Certainly in recent media conferences, McGill had regularly cited Level 5 as the point at which everything would come to a halt.
The problem for the GAA is that with each passing day - and a number of counties are now already on Level 4 - the prospect of getting to Level 5 looms larger and larger and has been frequently discussed, the tightly packed intercounty schedule has no tolerance for postponements or delay.
Even the suggested concept of a ‘circuit break’ Level 5 lockdown for a couple of weeks would derail the provincial and All-Ireland championships, which were scheduled in more optimistic times.
On the day the proposed, re-drawn intercounty season was unveiled, Friday June 26th, there were 11 new cases of coronavirus reported in the state. Thursday’s daily rate was 1,205.
Crucially, public sentiment has also changed. The GAA of the early pandemic and summer was widely acknowledged to have been of great benefit to its many communities around the country with its social initiatives and involvement. Then ether was the roll-out of well organised and responsible protocols to get club activities off the ground.
From the Croke Park perspective, the organising of the intercounty season - and remember there are just 18 matches listed for this weekend - is so much easier and better resourced than the club equivalent.
Recent weeks however have projected a different image of the GAA, as the same communities have become unhappy and even angry at the reckless socialising, not helped by the re-opening of the pubs, that has accompanied county championship success and driven infection rates around the country.
The association did act on that, calling a halt to all club and county championship fixtures, because it - maybe belatedly - identified that it wasn’t the matches that were the problem but the title victories and associated misbehaviour.
Now, with the resumption of the league requiring teams to criss-cross the country and in some cases travel to Ulster where Covid is rampant even by standards elsewhere, there is a sense that although club and county activities aren’t comparable the public has lost patience with the GAA.
County teams are different in that they don’t have often small, parochial geographical bases but the GAA equally understand that intercounty fixtures could create their own issues.
There may be only a few prizes on offer but counties are well practised in taking encouragement from smaller-scale victories - an unexpected win over neighbours or an historic provincial title to say nothing of an All-Ireland breakthrough, which these days means a football title for anyone except Dublin.
The pubs are effectively closed and winter wouldn’t be a great time for a big screen in the car park but one obvious characteristic of matches - and the reason there was so much original enthusiasm for the return of Gaelic games - is bringing people together, which is the very thing coronavirus thrives on.

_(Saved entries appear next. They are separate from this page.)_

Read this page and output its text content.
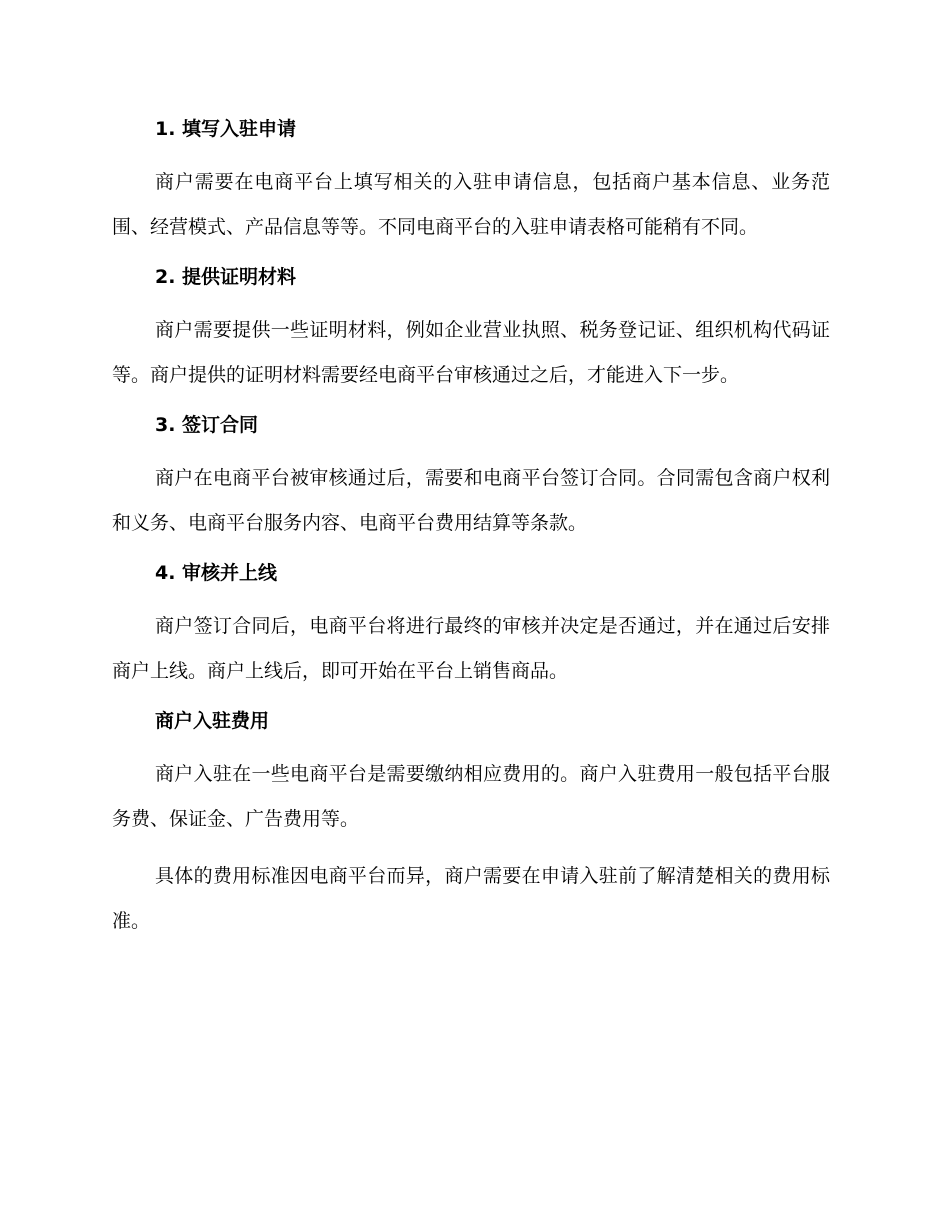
1. 填写入驻申请
商户需要在电商平台上填写相关的入驻申请信息，包括商户基本信息、业务范围、经营模式、产品信息等等。不同电商平台的入驻申请表格可能稍有不同。
2. 提供证明材料
商户需要提供一些证明材料，例如企业营业执照、税务登记证、组织机构代码证等。商户提供的证明材料需要经电商平台审核通过之后，才能进入下一步。
3. 签订合同
商户在电商平台被审核通过后，需要和电商平台签订合同。合同需包含商户权利和义务、电商平台服务内容、电商平台费用结算等条款。
4. 审核并上线
商户签订合同后，电商平台将进行最终的审核并决定是否通过，并在通过后安排商户上线。商户上线后，即可开始在平台上销售商品。
商户入驻费用
商户入驻在一些电商平台是需要缴纳相应费用的。商户入驻费用一般包括平台服务费、保证金、广告费用等。
具体的费用标准因电商平台而异，商户需要在申请入驻前了解清楚相关的费用标准。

Will people continue to congregate wherever they can to watch matches and celebrate or commiserate? If so will the intercounty schedules become as much a root cause of problems as ultimately, county finals did?
It’s something that is on the minds of Croke Park administrators, as McGill bluntly states.
“We’re not afraid to do the same with the intercounty if the evidence is that it’s causing difficulties. As I’ve said before it’s just a game of football or hurling.”